Turning philosophy into engineering

So far, Hinton’s new idea has been well received, especially in some of the world’s greatest echo chambers. “On Twitter, I got a lot of likes,” he says. And a YouTube tutorial laid claim to the term “MeGLOMania.”

Hinton is the first to admit that at present GLOM is little more than philosophical musing (he spent a year as a philosophy undergrad before switching to experimental psychology). “If an idea sounds good in philosophy, it is good,” he says. “How would you ever have a philosophical idea that just sounds like rubbish, but actually turns out to be true? That wouldn’t pass as a philosophical idea.” Science, by comparison, is “full of things that sound like complete rubbish” but turn out to work remarkably well—for example, neural nets, he says.

GLOM is designed to sound philosophically plausible. But will it work?

Chris Williams, a professor of machine learning in the School of Informatics at the University of Edinburgh, expects that GLOM might well spawn great innovations.
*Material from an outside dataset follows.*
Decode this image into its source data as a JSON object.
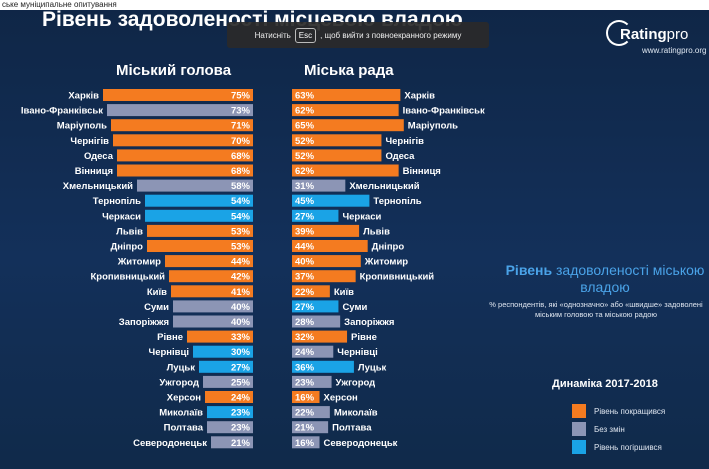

However, he says, “the thing that distinguishes AI from philosophy is that we can use computers to test such theories.” It’s possible that a flaw in the idea might be exposed—perhaps also repaired—by such experiments, he says. “At the moment I don’t think we have enough evidence to assess the real significance of the idea, although I believe it has a lot of promise.”

The GLOM test model inputs are ten ellipses that form a sheep or a face.

Some of Hinton’s colleagues at Google Research in Toronto are in the very early stages of investigating GLOM experimentally. Laura Culp, a software engineer who implements novel neural net architectures, is using a computer simulation to test whether GLOM can produce Hinton’s islands of agreement in understanding parts and wholes of an object, even when the input parts are ambiguous. In the experiments, the parts are 10 ellipses, ovals of varying sizes, that can be arranged to form either a face or a sheep.

With random inputs of one ellipse or another, the model should be able to make predictions, Culp says, and “deal with the uncertainty of whether or not the ellipse is part of a face or a sheep, and whether it is the leg of a sheep, or the head of a sheep.” Confronted with any perturbations, the model should be able to correct itself as well. A next step is establishing a baseline, indicating whether a standard deep-learning neural net would get befuddled by such a task. As yet, GLOM is highly supervised—Culp creates and labels the data, prompting and pressuring the model to find correct predictions and succeed over time. (The unsupervised version is named GLUM—“It’s a joke,” Hinton says.)

At this preliminary state, it’s too soon to draw any big conclusions. Culp is waiting for more numbers. Hinton is already impressed nonetheless. “A simple version of GLOM can look at 10 ellipses and see a face and a sheep based on the spatial relationships between the ellipses,” he says. “This is tricky, because an individual ellipse conveys nothing about which type of object it belongs to or which part of that object it is.”

And overall, Hinton is happy with the feedback. “I just wanted to put it out there for the community, so anybody who likes can try it out,” he says. “Or try some sub-combination of these ideas. And then that will turn philosophy into science.”